The answer can only be that someone, somewhere, figured out early on that the flourishing of the human family was important to the flourishing of religion, and to Judeo-Christianity in particular.

And you can grasp that much whether you’re the sturdiest of believers or a card-carrying member of the Richard Dawkins fan club. Either God chose to make the human family the medium for many messages — or the crafty humans who made him up did it instead. But somebody, somewhere, understood clearly how critical the family would be to the transmission of the teachings of temple and church. Otherwise, those endorsements of family wouldn’t be all over the Bible.

LOPEZ: You offer both a pessimistic and an optimistic case for the future of family and religion.
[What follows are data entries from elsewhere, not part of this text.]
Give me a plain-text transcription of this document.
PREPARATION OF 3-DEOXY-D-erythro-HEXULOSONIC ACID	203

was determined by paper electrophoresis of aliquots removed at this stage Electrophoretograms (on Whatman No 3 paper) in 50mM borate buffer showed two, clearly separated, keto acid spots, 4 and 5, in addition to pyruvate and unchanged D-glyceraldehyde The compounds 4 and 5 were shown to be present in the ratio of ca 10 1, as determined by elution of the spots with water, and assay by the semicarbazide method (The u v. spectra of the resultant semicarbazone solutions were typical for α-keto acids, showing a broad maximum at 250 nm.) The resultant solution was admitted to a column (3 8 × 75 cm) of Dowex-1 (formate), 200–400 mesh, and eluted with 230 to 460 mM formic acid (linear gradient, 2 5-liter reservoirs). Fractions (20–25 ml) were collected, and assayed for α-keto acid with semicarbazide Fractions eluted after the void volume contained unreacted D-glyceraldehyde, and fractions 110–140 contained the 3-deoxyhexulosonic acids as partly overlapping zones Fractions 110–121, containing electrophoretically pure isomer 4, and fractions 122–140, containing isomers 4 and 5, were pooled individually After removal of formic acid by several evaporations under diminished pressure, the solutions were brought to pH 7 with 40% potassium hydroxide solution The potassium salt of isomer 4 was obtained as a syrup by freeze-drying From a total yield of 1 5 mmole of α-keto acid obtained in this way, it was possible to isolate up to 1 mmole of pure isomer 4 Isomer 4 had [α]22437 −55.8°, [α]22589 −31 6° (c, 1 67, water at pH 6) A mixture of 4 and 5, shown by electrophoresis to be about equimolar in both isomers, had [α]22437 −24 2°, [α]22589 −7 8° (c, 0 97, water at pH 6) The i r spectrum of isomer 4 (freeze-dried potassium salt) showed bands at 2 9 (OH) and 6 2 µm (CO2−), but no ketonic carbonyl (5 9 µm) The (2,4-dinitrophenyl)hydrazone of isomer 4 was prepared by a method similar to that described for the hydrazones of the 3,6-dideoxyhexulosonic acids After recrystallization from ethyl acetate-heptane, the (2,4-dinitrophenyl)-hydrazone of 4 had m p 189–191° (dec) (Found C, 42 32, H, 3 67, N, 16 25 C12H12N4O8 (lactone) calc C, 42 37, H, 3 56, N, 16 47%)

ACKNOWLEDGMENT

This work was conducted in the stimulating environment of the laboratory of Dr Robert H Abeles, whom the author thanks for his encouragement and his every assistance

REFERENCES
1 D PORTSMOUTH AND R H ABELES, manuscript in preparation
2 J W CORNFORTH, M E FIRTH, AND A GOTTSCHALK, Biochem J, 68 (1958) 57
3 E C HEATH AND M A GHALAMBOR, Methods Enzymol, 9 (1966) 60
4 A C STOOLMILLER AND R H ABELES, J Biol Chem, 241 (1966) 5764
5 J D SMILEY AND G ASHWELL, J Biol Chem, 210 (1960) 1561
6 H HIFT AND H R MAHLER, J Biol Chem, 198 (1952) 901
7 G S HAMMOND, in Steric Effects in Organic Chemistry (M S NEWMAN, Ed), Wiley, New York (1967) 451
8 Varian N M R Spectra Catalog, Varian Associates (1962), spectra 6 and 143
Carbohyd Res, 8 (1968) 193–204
Which is more likely?

EBERSTADT: Readers will have to make up their own minds about which of those chapters resonates more; the choice is theirs.

But I do believe that the wonderful contrarian sociologist Rodney Stark and a few other like-minded thinkers are on to a critical point: The shape of the family tomorrow will depend at least in part on what happens to the modern welfare state.

After all, it’s the welfare state that has bankrolled the fracturing of the Western family and acted as a family substitute during the lifetimes of most people reading these words.

Will the shrinking taxpayer base cause the welfare state to implode and drive people back to more organic connections such as family and church? It’s a radical thought.

LOPEZ: “It appears that the natural family as a whole has been the human symphony through which God has historically been heard by many . . . and the gradual but now recognizable muffling of that symphony is surely an important and overlooked part of the story of how certain men and women came not to hear the sacred music anymore.” How do we get the orchestra back together and playing to a packed house?

EBERSTADT: We can’t know what to do until we first know how to think.

The point is that the social forces that have been supposed to make Christian decline inevitable — prosperity, urbanization, education, rationalism — don’t really explain secularization, as many people supposed.

And why does that point matter? For starters, it means that the idea of the inevitability of decline goes out the conceptual window. A central tenet of secular thought since at least Friedrich Nietzsche — i.e., the notion that something about modernity will ultimately wipe away Christian religious belief — has proved unsustainable. That alone is news.

If you study the historical timeline, you do not see the straight downward decline predicted by historicist sociology, but instead something much more interesting: Christianity comes and goes in the world. And if you look more closely at those times when it is strong — the Victorian era in England, or the 1950s religious renaissance not only in America but across the West, including in countries that became remarkably secular only a few decades later — what you see is the double helix of family and faith.

And that’s exactly why the future might be full of surprises, at least when measured against the secularization we see today. In the historical scheme of things, the world hasn’t known today’s rates of family fracture and atomization for long — or their attendant downside.

As evolutionary biologists are the first to understand, human beings are social creatures. Down the road, that widely underestimated fact might yet become the starting point for a recreation and rebuilding of the most elemental social connections of all — ones that men and women of the future, with the benefit of hindsight, might come to cherish more highly than some of their secularized Western ancestors-to-be do today. In the end, tough-minded optimism might win the day. Anyway, it has a shot.

— Kathryn Jean Lopez is editor-at-large of National Review Online.